The Elysée finally gave up, Monday October 23 at the end of the day, from incorporating these two, to say the least, controversial measures into the Social Security budget, according to information from Franceinfo.
The end of inadmissibility of the social partners
However, Bercy had confirmed its desire to contribute to the Agirc-Arrco private pension fund from 2025. And this, in order to avoid a deficit in the entire pension system. A windfall which was to bring the State nearly 1 billion euros. But, following negotiations with the social partners at the beginning of October, the government was met with rejection.
The idea of dipping into the coffers of the private retirement fund did not appeal to the opposition deputies either, with strong winds against a measure that they feared would appear in the Social Security budget. “The government must step back on the issue, we must recreate a climate of trust with the social partners,” thundered the leader of the Liot group, Bertrand Pancher. For the communist Pierre Dharréville, such a maneuver would be confused with “a diversion of contributions”.
The boss of RN deputies, Marine Le Pen, had denounced “looting” and called in a forum for parliamentarians to “overcome partisan divisions [pour s’opposer] to any withdrawal from the reserves” of supplementary pensions. The deputy Yannick Neuder and the senator Valérie Boyer, both LR, deplored a “hold-up of private pensions”.
But when the government announced the possibility of an increase in the medical franchise, the reactions were just as knee-jerk. Especially since, in an interview given to La Tribune Sunday, published on October 15, Prime Minister Elisabeth Borne indicated that a discussion on this subject was currently “in progress”.
Enough to worry deputies who were ready to step up to the plate in the event of the measure being integrated into the PLFSS. The government “wants to make the French pay the price for drug shortages”, attacked rebellious MP Damien Maudet. Same story with RN MP Joëlle Mélin, who criticized a “completely indecent” increase.
Anger was even beginning to spread among the ranks of the Republicans, who were nevertheless deemed “Macron-compatible” on a certain number of economic subjects.

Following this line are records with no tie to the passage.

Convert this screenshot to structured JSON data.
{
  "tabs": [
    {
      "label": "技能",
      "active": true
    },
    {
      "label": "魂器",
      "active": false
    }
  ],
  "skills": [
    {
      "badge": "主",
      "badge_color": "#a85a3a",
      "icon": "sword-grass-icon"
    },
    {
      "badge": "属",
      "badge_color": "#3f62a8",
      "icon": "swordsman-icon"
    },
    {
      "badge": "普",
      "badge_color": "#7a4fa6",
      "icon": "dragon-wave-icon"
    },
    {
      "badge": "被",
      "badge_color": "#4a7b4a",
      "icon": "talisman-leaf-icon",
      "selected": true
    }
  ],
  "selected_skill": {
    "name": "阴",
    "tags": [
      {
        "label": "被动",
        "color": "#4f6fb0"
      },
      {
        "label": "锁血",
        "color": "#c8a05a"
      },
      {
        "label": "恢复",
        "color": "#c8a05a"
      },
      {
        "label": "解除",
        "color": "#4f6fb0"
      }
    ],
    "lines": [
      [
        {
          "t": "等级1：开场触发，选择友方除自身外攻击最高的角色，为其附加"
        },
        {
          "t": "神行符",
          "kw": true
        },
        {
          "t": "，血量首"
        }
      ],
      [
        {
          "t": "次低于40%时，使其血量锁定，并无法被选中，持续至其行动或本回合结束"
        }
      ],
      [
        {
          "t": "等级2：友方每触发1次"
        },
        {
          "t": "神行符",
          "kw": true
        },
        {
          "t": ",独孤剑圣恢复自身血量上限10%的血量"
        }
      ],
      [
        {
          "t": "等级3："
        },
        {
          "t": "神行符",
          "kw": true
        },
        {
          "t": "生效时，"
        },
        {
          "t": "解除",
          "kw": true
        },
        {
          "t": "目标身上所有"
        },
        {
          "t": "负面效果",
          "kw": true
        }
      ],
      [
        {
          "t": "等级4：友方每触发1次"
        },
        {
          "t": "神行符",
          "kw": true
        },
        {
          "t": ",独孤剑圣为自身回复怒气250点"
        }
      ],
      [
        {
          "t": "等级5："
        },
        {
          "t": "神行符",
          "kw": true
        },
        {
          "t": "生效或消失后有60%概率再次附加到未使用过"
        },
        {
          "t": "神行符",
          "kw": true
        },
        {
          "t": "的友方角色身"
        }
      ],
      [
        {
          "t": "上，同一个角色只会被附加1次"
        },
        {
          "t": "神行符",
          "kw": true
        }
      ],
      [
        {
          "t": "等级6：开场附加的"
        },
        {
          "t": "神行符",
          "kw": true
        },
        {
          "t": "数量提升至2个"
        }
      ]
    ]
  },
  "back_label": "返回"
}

On the increase in the medical franchise, LR MP Yannick Neuder saw the government’s hesitation as a “political trick” intended to circumvent the “repel effect” of the measure. And to warn against the risk of “hitting” the most precarious wallets.
Although what constitutes in the eyes of the elected representatives of the opposition two red lines have for the moment been excluded from the debate, other measures planned in the PLFSS will not fail to agitate the Hemicycle. Especially since, after the health crisis, the government aims to cut 3.5 billion euros in health sector spending in 2024.